# Horrible Bosses (2011)



## illmatic (May 11, 2011)

[YOUTUBE]mh9cG5dzs-U[/YOUTUBE]​ Official Site​
Synopsis





> For Nick, Kurt and Dale, the only thing that would make the daily grind more tolerable would be to grind their intolerable bosses into dust. Quitting is not an option, so, with the benefit of a few-too-many drinks and some dubious advice from a hustling ex-con, the three friends devise a convoluted and seemingly foolproof plan to rid themselves of their respective employers...permanently. There's only one problem: even the best laid plans are only as foolproof as the brains behind them.


Director: Seth Gordon

Cast: Jason Bateman, Charlie Day, Jason Sudeikis, Jennifer Aniston, Colin Farrell, Kevin Spacey, Donald Sutherland, Julie Bowen, Jamie Foxx


----------



## ElementX (May 12, 2011)

Don't know how good it's going to be, but the actors and the premise has got me interested.


----------



## Parallax (May 12, 2011)

I like Jason Bateman enough to at least probably check it out.


----------



## illmatic (Jul 5, 2011)

movie comes out this week


----------



## ~Gesy~ (Jul 5, 2011)

eh, this is the type of movie I watch on cable.


----------



## Bluebeard (Jul 6, 2011)

Looks hilarious, but you never really know with comedies.


----------



## Palpatine (Jul 6, 2011)

Hmm, could be good.


----------



## Doom85 (Jul 6, 2011)

Initial previews made it look completely lame, newer trailer made it actually look funny, but I'll wait for Redbox. Very rarely do I bother seeing comedies at the theater, it's like, "wait, why pay extra to see a movie ONLY ONCE on a big screen? Are the jokes somehow better when larger people deliver them? "


----------



## Adonis (Jul 6, 2011)

Charlie Day loses me with the whole "Jennifer Aniston is trying to 'rape' me. Oh no!" problem.

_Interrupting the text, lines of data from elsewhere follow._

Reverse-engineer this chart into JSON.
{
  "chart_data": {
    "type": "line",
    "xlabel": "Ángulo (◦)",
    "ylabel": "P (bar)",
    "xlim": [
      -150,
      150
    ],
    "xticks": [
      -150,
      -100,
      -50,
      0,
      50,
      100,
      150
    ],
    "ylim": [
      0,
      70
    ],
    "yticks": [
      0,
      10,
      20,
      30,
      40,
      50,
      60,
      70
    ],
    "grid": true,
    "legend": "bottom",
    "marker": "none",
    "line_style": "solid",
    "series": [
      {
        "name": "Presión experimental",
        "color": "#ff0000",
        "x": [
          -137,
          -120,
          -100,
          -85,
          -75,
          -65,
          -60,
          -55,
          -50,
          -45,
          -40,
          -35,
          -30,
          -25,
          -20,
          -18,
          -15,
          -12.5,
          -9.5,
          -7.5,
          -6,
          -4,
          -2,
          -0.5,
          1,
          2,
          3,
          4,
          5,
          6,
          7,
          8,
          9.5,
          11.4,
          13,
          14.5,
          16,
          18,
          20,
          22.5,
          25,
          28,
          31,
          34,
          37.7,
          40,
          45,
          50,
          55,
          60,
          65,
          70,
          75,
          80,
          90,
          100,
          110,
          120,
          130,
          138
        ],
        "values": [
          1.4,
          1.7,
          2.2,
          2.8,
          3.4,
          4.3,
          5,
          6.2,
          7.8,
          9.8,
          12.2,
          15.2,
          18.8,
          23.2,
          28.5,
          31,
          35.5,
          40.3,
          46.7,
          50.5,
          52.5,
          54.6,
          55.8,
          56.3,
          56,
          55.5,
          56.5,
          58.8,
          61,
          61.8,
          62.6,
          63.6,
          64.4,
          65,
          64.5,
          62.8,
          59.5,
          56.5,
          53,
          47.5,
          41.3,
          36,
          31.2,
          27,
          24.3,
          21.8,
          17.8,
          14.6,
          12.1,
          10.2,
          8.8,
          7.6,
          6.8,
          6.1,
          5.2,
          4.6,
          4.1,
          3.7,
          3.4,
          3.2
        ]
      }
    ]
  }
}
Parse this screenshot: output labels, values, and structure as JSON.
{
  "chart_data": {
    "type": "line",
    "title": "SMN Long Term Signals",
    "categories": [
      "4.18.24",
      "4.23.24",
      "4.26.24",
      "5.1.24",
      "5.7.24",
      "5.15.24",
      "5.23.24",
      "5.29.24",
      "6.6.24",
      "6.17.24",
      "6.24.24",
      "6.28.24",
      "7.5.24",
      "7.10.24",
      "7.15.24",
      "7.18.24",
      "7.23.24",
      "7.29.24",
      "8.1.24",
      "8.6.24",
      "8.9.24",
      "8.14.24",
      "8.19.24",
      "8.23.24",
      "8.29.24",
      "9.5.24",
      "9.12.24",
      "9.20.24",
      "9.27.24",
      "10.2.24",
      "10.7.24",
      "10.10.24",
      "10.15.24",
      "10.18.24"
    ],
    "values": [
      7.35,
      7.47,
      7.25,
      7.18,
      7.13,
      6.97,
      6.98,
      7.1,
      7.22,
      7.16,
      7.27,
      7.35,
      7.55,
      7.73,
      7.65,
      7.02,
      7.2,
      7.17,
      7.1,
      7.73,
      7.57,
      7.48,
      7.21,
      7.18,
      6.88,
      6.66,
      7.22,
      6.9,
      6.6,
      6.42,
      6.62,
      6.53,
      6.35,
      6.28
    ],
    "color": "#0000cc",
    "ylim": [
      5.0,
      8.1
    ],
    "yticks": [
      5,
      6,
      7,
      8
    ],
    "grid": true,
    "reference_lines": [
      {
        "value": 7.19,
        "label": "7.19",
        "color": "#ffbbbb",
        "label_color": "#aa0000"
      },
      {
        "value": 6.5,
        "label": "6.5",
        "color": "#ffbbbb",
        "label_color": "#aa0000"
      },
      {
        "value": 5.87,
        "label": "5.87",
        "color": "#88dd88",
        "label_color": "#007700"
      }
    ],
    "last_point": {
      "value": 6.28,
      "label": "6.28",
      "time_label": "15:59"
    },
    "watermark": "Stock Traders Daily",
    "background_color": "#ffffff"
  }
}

I thought the movie was called Horrible Bosses.


----------



## DragonTiger (Jul 6, 2011)

Watching the trailer and seeing Charlie Day makes me want to go watch It's Always Sunny instead


----------



## Jena (Jul 7, 2011)

Am I the only one who is annoyed by the whole Jennifer Aniston Charlie Day problem? Not to go off on some rant about sexism and I know it's a comedy and not supposed to be taken seriously and blah blah blah but come on. Go report that bitch to HR or something. That's clearly sexual harassment. You don't need to bump her off. Threaten to sue and you'll be swimming in gold.


At 0:34, is that Sweets from Bones in the background on the left?


----------



## gumby2ms (Jul 11, 2011)

Watched the movie. it was much better then it seemed. hell it was possibly the funniest movie I've seen this summer. definitely one to checkout.


----------



## Bluebeard (Jul 11, 2011)

I heard this was hilarious. 

Will probably watch online.


----------



## Shirker (Jul 11, 2011)

Jena said:


> Am I the only one who is annoyed by the whole Jennifer Aniston Charlie Day problem? Not to go off on some rant about sexism and I know it's a comedy and not supposed to be taken seriously and blah blah blah but come on. Go report that bitch to HR or something. That's clearly sexual harassment. You don't need to bump her off. Threaten to sue and you'll be swimming in gold.
> 
> 
> At 0:34, is that Sweets from Bones in the background on the left?



He's a sex offender. People tend not to take their word for much because of the connotation the title holds.

Anyway, I went into this movie purely because Charlie Day was in it. The movie didn't disappoint, it was pretty damn funny. It's one of those movies I'd like to see again, and I don't do that often. 


@Adonis: There was no "trying." She _did_ rape him technically.


----------



## Nuriel (Jul 13, 2011)

Went and saw this the other day.  It was better than I thought it would be.  I had a few really good laughs in the movie.


----------



## The Soldier (Jul 13, 2011)

I wish I had a boss like Jennifer Anistons character


----------



## Chaos Hokage (Jul 14, 2011)

I saw this movie. It was freakin' funny as hell. It's waaay funnier than Bad Teacher which I wasn't all that funny. I would recommend anyone to see this movie if you want a good laugh this summer.


----------



## The Soldier (Jul 15, 2011)

I'd rather see this  regardless, Bad Teacher never caught my intrest


----------



## Caitlyn Jenner (Jul 15, 2011)

Probably will download :/


----------



## Saturday (Jul 18, 2011)

friend Jones


----------



## tari101190 (Jul 18, 2011)

this film was amazing in my opinon.

really funny.

original story (to me or maybe my generation)

good acting

it was really good, and i didn't have high hopes. can't even think of what i didn't like.


----------



## ~Gesy~ (Jul 28, 2011)

Zapp Brannigan said:


> I wish I had a boss like Jennifer Anistons character



why was she so hot in this movie?

seen it yesturday, surprisingly funny movie.


----------



## Serp (Jul 28, 2011)

friend Jones


----------